Os Senhores receberam a herança desta problemática, agudizada pela vertiginosa corrente de mutações culturais, sociais, econômicas, políticas e técnicas de nosso tempo, que abalam também o seu país-continente; agudizada, ainda, pelo fato de ter crescido, com a liberdade das pessoas, o seu sentido crítico, pelo que deixou de se considerar sagrado – no lar, nas escolas e nos vários ambientes – o que se diz, na igreja, a título de ensino religioso. Outrora o peso de certa tradição, apesar de tudo, ajudava o anúncio do Evangelho.

Para certificar os Senhores da atenção afetuosa e presença espiritual com que acompanho a sua não fácil atividade pastoral, permito-me adaptar uma palavra do Apóstolo, dizendo-lhes: “Damos graças incessantes a Deus por todos vós, fazendo menção de vós nas nossas orações; pois recordamos continuamente vossa fé operosa, vossa caridade paciente e vossa esperança constante em nosso Senhor Jesus Cristo, sob o olhar de nosso Deus e Pai” (1Th 1,2-3).

4. Não é minha intenção e não seria mesmo viável apresentar aqui um quadro completo das situações que interpelam o seu zelo pastoral, nem deter-me a especificar as tarefas que se lhes impõem. Sua experiência e clarividência, partilhadas em cíclicos encontros regionais, o fazem e me dispensam de correr o risco de sobreposições. Um único desejo me domina: contribuir para “que a vossa caridade cresça, ainda mais e mais, no conhecimento perfeito e em toda a percepção, a fim de que possais discernir o que é melhor... repletos do fruto da justiça que vem de Jesus Cristo, para louvor e glória de Deus” (cf.

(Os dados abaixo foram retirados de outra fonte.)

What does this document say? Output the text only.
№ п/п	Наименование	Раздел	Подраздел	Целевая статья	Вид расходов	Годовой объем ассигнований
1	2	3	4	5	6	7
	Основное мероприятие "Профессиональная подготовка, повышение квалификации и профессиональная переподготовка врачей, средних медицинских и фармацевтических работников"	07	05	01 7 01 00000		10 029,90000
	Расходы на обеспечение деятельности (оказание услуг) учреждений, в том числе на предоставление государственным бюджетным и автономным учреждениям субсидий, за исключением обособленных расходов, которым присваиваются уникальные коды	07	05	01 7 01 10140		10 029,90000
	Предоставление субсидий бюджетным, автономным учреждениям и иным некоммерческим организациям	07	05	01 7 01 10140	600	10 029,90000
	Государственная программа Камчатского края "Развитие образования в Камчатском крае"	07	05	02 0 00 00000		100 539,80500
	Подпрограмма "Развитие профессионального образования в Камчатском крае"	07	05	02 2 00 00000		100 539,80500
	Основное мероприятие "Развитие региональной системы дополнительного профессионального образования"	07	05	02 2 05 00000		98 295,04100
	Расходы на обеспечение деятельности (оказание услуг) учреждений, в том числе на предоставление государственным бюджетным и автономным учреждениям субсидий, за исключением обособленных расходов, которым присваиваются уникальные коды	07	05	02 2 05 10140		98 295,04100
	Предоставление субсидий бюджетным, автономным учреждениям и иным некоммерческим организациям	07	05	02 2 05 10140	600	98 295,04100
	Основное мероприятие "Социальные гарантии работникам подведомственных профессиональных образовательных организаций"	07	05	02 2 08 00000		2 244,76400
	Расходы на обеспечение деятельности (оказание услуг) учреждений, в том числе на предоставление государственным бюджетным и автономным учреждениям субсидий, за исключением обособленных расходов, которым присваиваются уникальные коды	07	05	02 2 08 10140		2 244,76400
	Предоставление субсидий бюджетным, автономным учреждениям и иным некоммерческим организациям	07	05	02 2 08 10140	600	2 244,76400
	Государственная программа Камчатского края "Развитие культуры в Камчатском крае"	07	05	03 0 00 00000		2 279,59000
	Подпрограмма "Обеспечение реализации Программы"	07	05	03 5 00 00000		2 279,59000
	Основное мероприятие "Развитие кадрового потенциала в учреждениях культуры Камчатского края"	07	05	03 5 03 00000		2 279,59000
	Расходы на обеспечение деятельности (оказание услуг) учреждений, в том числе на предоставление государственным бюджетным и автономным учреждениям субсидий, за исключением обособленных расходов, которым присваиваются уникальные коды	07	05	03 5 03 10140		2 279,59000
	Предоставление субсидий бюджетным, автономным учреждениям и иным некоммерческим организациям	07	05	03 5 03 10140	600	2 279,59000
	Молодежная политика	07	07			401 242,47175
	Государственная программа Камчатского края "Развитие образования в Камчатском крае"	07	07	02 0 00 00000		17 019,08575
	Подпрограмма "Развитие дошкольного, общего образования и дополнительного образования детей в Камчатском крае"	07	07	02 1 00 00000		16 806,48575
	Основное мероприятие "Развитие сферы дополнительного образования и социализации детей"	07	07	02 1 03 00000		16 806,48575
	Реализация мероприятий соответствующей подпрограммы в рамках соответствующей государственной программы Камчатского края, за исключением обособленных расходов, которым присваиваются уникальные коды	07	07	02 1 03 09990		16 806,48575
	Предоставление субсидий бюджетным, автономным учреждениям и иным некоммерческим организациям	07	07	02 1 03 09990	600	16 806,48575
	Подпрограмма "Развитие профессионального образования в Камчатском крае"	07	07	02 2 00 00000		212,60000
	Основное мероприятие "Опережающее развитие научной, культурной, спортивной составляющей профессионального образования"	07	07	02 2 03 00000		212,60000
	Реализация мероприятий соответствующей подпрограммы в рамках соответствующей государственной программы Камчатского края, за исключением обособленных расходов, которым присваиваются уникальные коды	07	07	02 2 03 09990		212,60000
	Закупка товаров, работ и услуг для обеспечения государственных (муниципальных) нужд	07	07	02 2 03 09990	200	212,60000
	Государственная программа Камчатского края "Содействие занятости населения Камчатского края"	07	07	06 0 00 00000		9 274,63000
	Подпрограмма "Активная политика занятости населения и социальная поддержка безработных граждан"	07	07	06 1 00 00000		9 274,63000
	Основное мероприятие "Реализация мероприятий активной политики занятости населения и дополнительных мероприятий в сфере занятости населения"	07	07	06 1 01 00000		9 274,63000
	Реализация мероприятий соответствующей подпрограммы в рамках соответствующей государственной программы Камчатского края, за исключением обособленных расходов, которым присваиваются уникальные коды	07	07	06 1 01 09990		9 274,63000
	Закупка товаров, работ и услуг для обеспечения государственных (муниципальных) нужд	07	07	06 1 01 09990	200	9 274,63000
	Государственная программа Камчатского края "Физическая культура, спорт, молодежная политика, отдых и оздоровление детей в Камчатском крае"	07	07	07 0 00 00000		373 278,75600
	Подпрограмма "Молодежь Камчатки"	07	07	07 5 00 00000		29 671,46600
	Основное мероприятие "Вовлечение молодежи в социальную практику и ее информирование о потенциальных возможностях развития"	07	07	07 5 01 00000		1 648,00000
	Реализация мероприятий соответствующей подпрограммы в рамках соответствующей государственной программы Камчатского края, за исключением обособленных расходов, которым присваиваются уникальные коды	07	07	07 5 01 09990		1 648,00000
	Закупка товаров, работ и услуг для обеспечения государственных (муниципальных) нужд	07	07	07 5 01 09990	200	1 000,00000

Fil Ph 1,10-11).

Limitar-me-ei, pois, a alguns tópicos que me foram ditados pelos relatórios e diálogo com os Senhores, na compartilha do seu empenho em “evangelizar aos pobres” o Deus de nosso Senhor Jesus Cristo. Trata-se de um trabalho cada dia mais retomado, aprofundado e renovado, porque “pobres sempre os teremos conosco” (cf. Jo Jn 12,8), conforme a palavra do Bom Pastor e Mestre, que enquadra, de alguma maneira, a aludida prioridade das prioridades pastorais: “Buscai primeiramente o reino de Deus e a sua justiça” (Mt 6,33) .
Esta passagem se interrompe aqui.